In this hymn are listed all the elements making up the great event commemorated by the holiday--the liberation of the ancient Hebrews from slavery and their deliverance to the Promised Land of Israel--and a few more for good measure. Each element is the subject of its own sentence, and each sentence of the series concludes with the word dayyenu, which can roughly be translated as "that alone would have been enough for us." The idea is that, not content with "that alone," God went on and on and on to pile up wonder after wonder and marvel after marvel: so many that those participating in the seder invariably grow fatigued by the time they finish reciting them all.

America is not God, but it declared its independence as a nation by an appeal to "the Laws of Nature and of Nature's God," and the Constitution its founders wrote and ratified for that new nation uses the word "blessings" in its very first paragraph. The particular blessings to which they referred were those of liberty, to "secure" which to themselves and their posterity they created the Constitution that set the United States of America on its course.

For we, who are their posterity, either by blood or by adoption, should be giving daily thanks. We should be giving thanks for the establishment of justice (defined by John Adams as "a government of laws, not of men"). We should be giving thanks for a "domestic tranquillity" that has more often than not been "insured." We should be giving thanks for the "common defense" that has kept our homeland safe for so long from foreign invasion or destruction from the skies. We should be giving thanks for the "general welfare" that has been "promoted" by all these other blessings beyond the dreams of ancient avarice.

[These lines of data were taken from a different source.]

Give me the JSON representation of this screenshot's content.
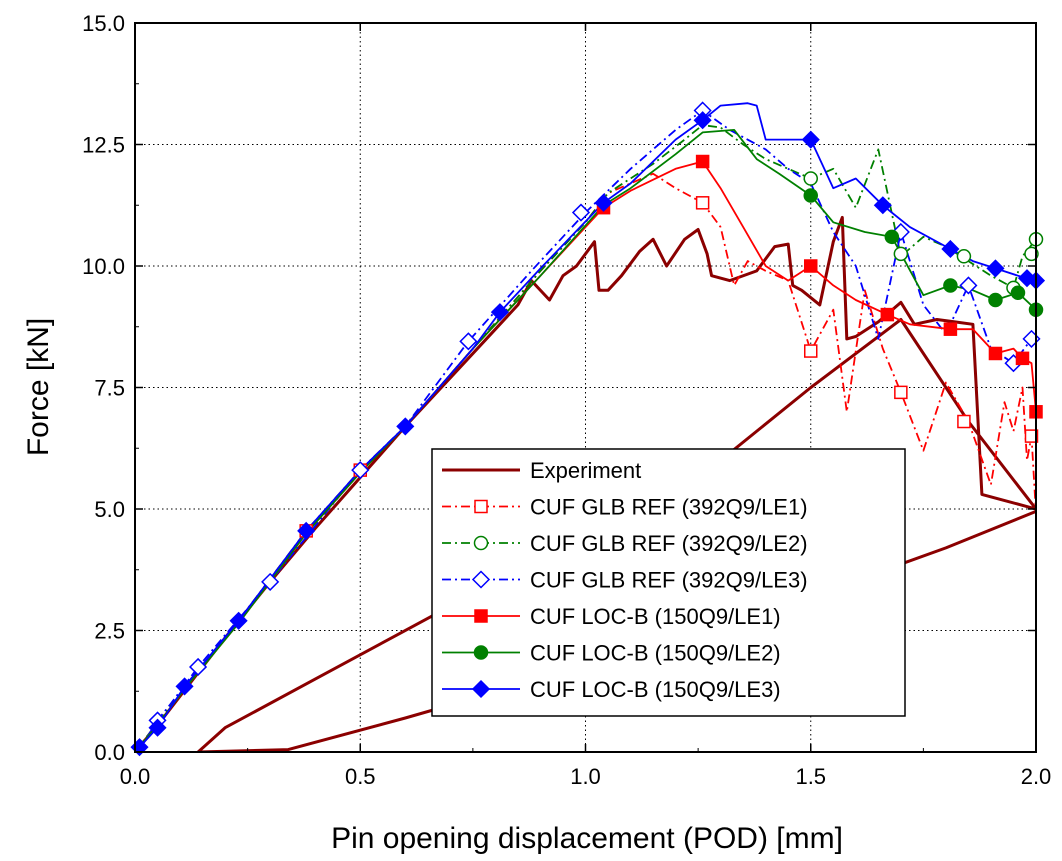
{
  "chart_data": {
    "type": "line",
    "title": "",
    "xlabel": "Pin opening displacement (POD) [mm]",
    "ylabel": "Force [kN]",
    "xlim": [
      0.0,
      2.0
    ],
    "ylim": [
      0.0,
      15.0
    ],
    "xticks": [
      0.0,
      0.5,
      1.0,
      1.5,
      2.0
    ],
    "xtick_labels": [
      "0.0",
      "0.5",
      "1.0",
      "1.5",
      "2.0"
    ],
    "yticks": [
      0.0,
      2.5,
      5.0,
      7.5,
      10.0,
      12.5,
      15.0
    ],
    "ytick_labels": [
      "0.0",
      "2.5",
      "5.0",
      "7.5",
      "10.0",
      "12.5",
      "15.0"
    ],
    "grid": true,
    "legend_position": "bottom-right",
    "series": [
      {
        "name": "Experiment",
        "color": "#8b0000",
        "style": "solid",
        "marker": "none",
        "stroke_width": 3,
        "x": [
          0.0,
          0.05,
          0.1,
          0.2,
          0.3,
          0.4,
          0.5,
          0.6,
          0.7,
          0.8,
          0.85,
          0.88,
          0.92,
          0.95,
          0.98,
          1.02,
          1.03,
          1.05,
          1.08,
          1.12,
          1.15,
          1.18,
          1.22,
          1.25,
          1.27,
          1.28,
          1.32,
          1.38,
          1.42,
          1.45,
          1.46,
          1.48,
          1.52,
          1.55,
          1.57,
          1.58,
          1.6,
          1.65,
          1.7,
          1.73,
          1.78,
          1.82,
          1.86,
          1.88,
          1.92,
          2.0,
          1.85,
          1.7,
          1.5,
          1.3,
          1.0,
          0.7,
          0.4,
          0.2,
          0.14,
          0.34,
          0.6,
          0.9,
          1.2,
          1.5,
          1.8,
          2.0
        ],
        "y": [
          0.0,
          0.55,
          1.15,
          2.35,
          3.5,
          4.6,
          5.65,
          6.7,
          7.7,
          8.7,
          9.2,
          9.7,
          9.3,
          9.8,
          10.0,
          10.5,
          9.5,
          9.5,
          9.8,
          10.3,
          10.55,
          10.0,
          10.55,
          10.75,
          10.25,
          9.8,
          9.7,
          9.9,
          10.4,
          10.45,
          9.6,
          9.5,
          9.2,
          10.5,
          11.0,
          8.5,
          8.55,
          8.85,
          9.25,
          8.8,
          8.9,
          8.85,
          8.8,
          5.3,
          5.2,
          5.0,
          6.8,
          8.9,
          7.5,
          6.0,
          4.5,
          3.0,
          1.5,
          0.5,
          0.0,
          0.05,
          0.7,
          1.5,
          2.3,
          3.2,
          4.2,
          4.95
        ]
      },
      {
        "name": "CUF GLB REF (392Q9/LE1)",
        "color": "#ff0000",
        "style": "dashdot",
        "marker": "square-open",
        "stroke_width": 1.8,
        "x": [
          0.0,
          0.05,
          0.11,
          0.23,
          0.38,
          0.5,
          0.6,
          0.75,
          0.9,
          1.0,
          1.05,
          1.15,
          1.2,
          1.26,
          1.3,
          1.33,
          1.36,
          1.4,
          1.45,
          1.5,
          1.55,
          1.58,
          1.62,
          1.66,
          1.7,
          1.75,
          1.8,
          1.85,
          1.9,
          1.93,
          1.95,
          1.97,
          1.98,
          1.99,
          2.0
        ],
        "y": [
          0.0,
          0.6,
          1.3,
          2.7,
          4.55,
          5.8,
          6.7,
          8.3,
          9.9,
          10.9,
          11.5,
          11.9,
          11.6,
          11.3,
          10.8,
          9.6,
          10.1,
          9.9,
          9.7,
          8.25,
          9.1,
          7.0,
          9.5,
          8.3,
          7.4,
          6.2,
          7.6,
          6.8,
          5.5,
          7.2,
          6.6,
          7.5,
          6.0,
          6.5,
          4.9
        ],
        "markers_x": [
          0.38,
          0.5,
          1.26,
          1.5,
          1.7,
          1.84,
          1.99
        ],
        "markers_y": [
          4.55,
          5.8,
          11.3,
          8.25,
          7.4,
          6.8,
          6.5
        ]
      },
      {
        "name": "CUF GLB REF (392Q9/LE2)",
        "color": "#008000",
        "style": "dashdot",
        "marker": "circle-open",
        "stroke_width": 1.8,
        "x": [
          0.0,
          0.05,
          0.11,
          0.23,
          0.38,
          0.5,
          0.6,
          0.75,
          0.9,
          1.0,
          1.05,
          1.15,
          1.22,
          1.26,
          1.3,
          1.35,
          1.4,
          1.45,
          1.5,
          1.55,
          1.6,
          1.65,
          1.7,
          1.75,
          1.8,
          1.85,
          1.9,
          1.95,
          1.97,
          2.0
        ],
        "y": [
          0.0,
          0.6,
          1.3,
          2.7,
          4.55,
          5.8,
          6.7,
          8.3,
          9.9,
          10.9,
          11.5,
          12.1,
          12.6,
          12.9,
          12.85,
          12.5,
          12.2,
          12.0,
          11.8,
          12.0,
          11.2,
          12.4,
          10.2,
          10.6,
          10.4,
          10.1,
          9.8,
          9.55,
          10.2,
          10.55
        ],
        "markers_x": [
          1.5,
          1.7,
          1.84,
          1.95,
          1.99,
          2.0
        ],
        "markers_y": [
          11.8,
          10.25,
          10.2,
          9.55,
          10.25,
          10.55
        ]
      },
      {
        "name": "CUF GLB REF (392Q9/LE3)",
        "color": "#0000ff",
        "style": "dashdot",
        "marker": "diamond-open",
        "stroke_width": 1.8,
        "x": [
          0.0,
          0.02,
          0.05,
          0.08,
          0.14,
          0.3,
          0.5,
          0.6,
          0.74,
          0.88,
          1.0,
          1.1,
          1.2,
          1.26,
          1.32,
          1.4,
          1.45,
          1.5,
          1.55,
          1.6,
          1.65,
          1.7,
          1.75,
          1.8,
          1.85,
          1.9,
          1.95,
          1.99,
          2.0
        ],
        "y": [
          0.0,
          0.2,
          0.65,
          1.0,
          1.75,
          3.5,
          5.8,
          6.7,
          8.45,
          9.9,
          11.1,
          12.0,
          12.8,
          13.2,
          12.8,
          12.4,
          12.0,
          11.7,
          10.7,
          10.0,
          8.5,
          10.7,
          9.2,
          8.6,
          9.6,
          8.3,
          8.0,
          8.5,
          8.7
        ],
        "markers_x": [
          0.05,
          0.14,
          0.3,
          0.5,
          0.74,
          0.99,
          1.26,
          1.7,
          1.85,
          1.95,
          1.99
        ],
        "markers_y": [
          0.65,
          1.75,
          3.5,
          5.8,
          8.45,
          11.1,
          13.2,
          10.7,
          9.6,
          8.0,
          8.5
        ]
      },
      {
        "name": "CUF LOC-B (150Q9/LE1)",
        "color": "#ff0000",
        "style": "solid",
        "marker": "square-filled",
        "stroke_width": 1.8,
        "x": [
          0.0,
          0.05,
          0.11,
          0.23,
          0.38,
          0.5,
          0.6,
          0.75,
          0.9,
          1.04,
          1.1,
          1.2,
          1.26,
          1.3,
          1.35,
          1.4,
          1.45,
          1.5,
          1.55,
          1.6,
          1.67,
          1.72,
          1.81,
          1.86,
          1.91,
          1.95,
          1.97,
          1.99,
          2.0
        ],
        "y": [
          0.0,
          0.55,
          1.3,
          2.65,
          4.5,
          5.75,
          6.7,
          8.3,
          9.8,
          11.2,
          11.55,
          12.0,
          12.15,
          11.6,
          10.8,
          10.0,
          9.7,
          10.0,
          9.6,
          9.3,
          9.0,
          8.8,
          8.7,
          8.7,
          8.2,
          8.3,
          8.1,
          8.0,
          7.0
        ],
        "markers_x": [
          1.04,
          1.26,
          1.5,
          1.67,
          1.81,
          1.91,
          1.97,
          2.0
        ],
        "markers_y": [
          11.2,
          12.15,
          10.0,
          9.0,
          8.7,
          8.2,
          8.1,
          7.0
        ]
      },
      {
        "name": "CUF LOC-B (150Q9/LE2)",
        "color": "#008000",
        "style": "solid",
        "marker": "circle-filled",
        "stroke_width": 1.8,
        "x": [
          0.0,
          0.05,
          0.11,
          0.23,
          0.38,
          0.5,
          0.6,
          0.75,
          0.9,
          1.04,
          1.1,
          1.2,
          1.26,
          1.33,
          1.38,
          1.43,
          1.5,
          1.55,
          1.62,
          1.68,
          1.75,
          1.81,
          1.86,
          1.91,
          1.96,
          2.0
        ],
        "y": [
          0.0,
          0.55,
          1.3,
          2.65,
          4.5,
          5.75,
          6.7,
          8.3,
          9.8,
          11.25,
          11.6,
          12.3,
          12.75,
          12.8,
          12.2,
          11.9,
          11.45,
          10.9,
          10.7,
          10.6,
          9.4,
          9.6,
          9.5,
          9.3,
          9.45,
          9.1
        ],
        "markers_x": [
          1.5,
          1.68,
          1.81,
          1.91,
          1.96,
          2.0
        ],
        "markers_y": [
          11.45,
          10.6,
          9.6,
          9.3,
          9.45,
          9.1
        ]
      },
      {
        "name": "CUF LOC-B (150Q9/LE3)",
        "color": "#0000ff",
        "style": "solid",
        "marker": "diamond-filled",
        "stroke_width": 1.8,
        "x": [
          0.0,
          0.01,
          0.05,
          0.11,
          0.23,
          0.38,
          0.5,
          0.6,
          0.75,
          0.81,
          0.9,
          1.04,
          1.1,
          1.2,
          1.26,
          1.3,
          1.36,
          1.38,
          1.4,
          1.45,
          1.5,
          1.55,
          1.6,
          1.66,
          1.72,
          1.81,
          1.86,
          1.91,
          1.96,
          1.98,
          2.0
        ],
        "y": [
          0.0,
          0.1,
          0.5,
          1.35,
          2.7,
          4.55,
          5.8,
          6.7,
          8.3,
          9.05,
          9.95,
          11.3,
          11.7,
          12.6,
          13.0,
          13.3,
          13.35,
          13.3,
          12.6,
          12.6,
          12.6,
          11.6,
          11.8,
          11.25,
          10.8,
          10.35,
          10.1,
          9.95,
          9.8,
          9.75,
          9.7
        ],
        "markers_x": [
          0.01,
          0.05,
          0.11,
          0.23,
          0.38,
          0.6,
          0.81,
          1.04,
          1.26,
          1.5,
          1.66,
          1.81,
          1.91,
          1.98,
          2.0
        ],
        "markers_y": [
          0.1,
          0.5,
          1.35,
          2.7,
          4.55,
          6.7,
          9.05,
          11.3,
          13.0,
          12.6,
          11.25,
          10.35,
          9.95,
          9.75,
          9.7
        ]
      }
    ]
  }
}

Any one of these blessings would have been enough; but America gave us all of them together, one following from another, and weathering challenges great and small for the two long centuries since President George Washington issued a Proclamation in 1789 at the request of both houses of Congress "to recommend to the people of the United States a day of public thanksgiving and prayer, to be observed by acknowledging with grateful hearts the many and signal favors of Almighty God, especially by affording them an opportunity peaceably to establish a form of government for their safety and happiness."

In honoring Congress's request, Washington went on to speak in his own words of "the great degree of tranquillity, union, and plenty" the nation had enjoyed since achieving its independence and "for the civil and religious liberty with which we are blessed, . and, in general, for all the great and various favors which He has been pleased to confer upon us."

Such is the dayyenu that applies to all Americans alike, and that ought to be drowning out the "awful keening noise" about which William Buckley expressed his eloquent distaste in [his 1983 book "Overdrive: A Personal Documentary"]-the noise that kept, and keeps, us from hearing the bells still ringing for America and for which "we are obliged to be grateful."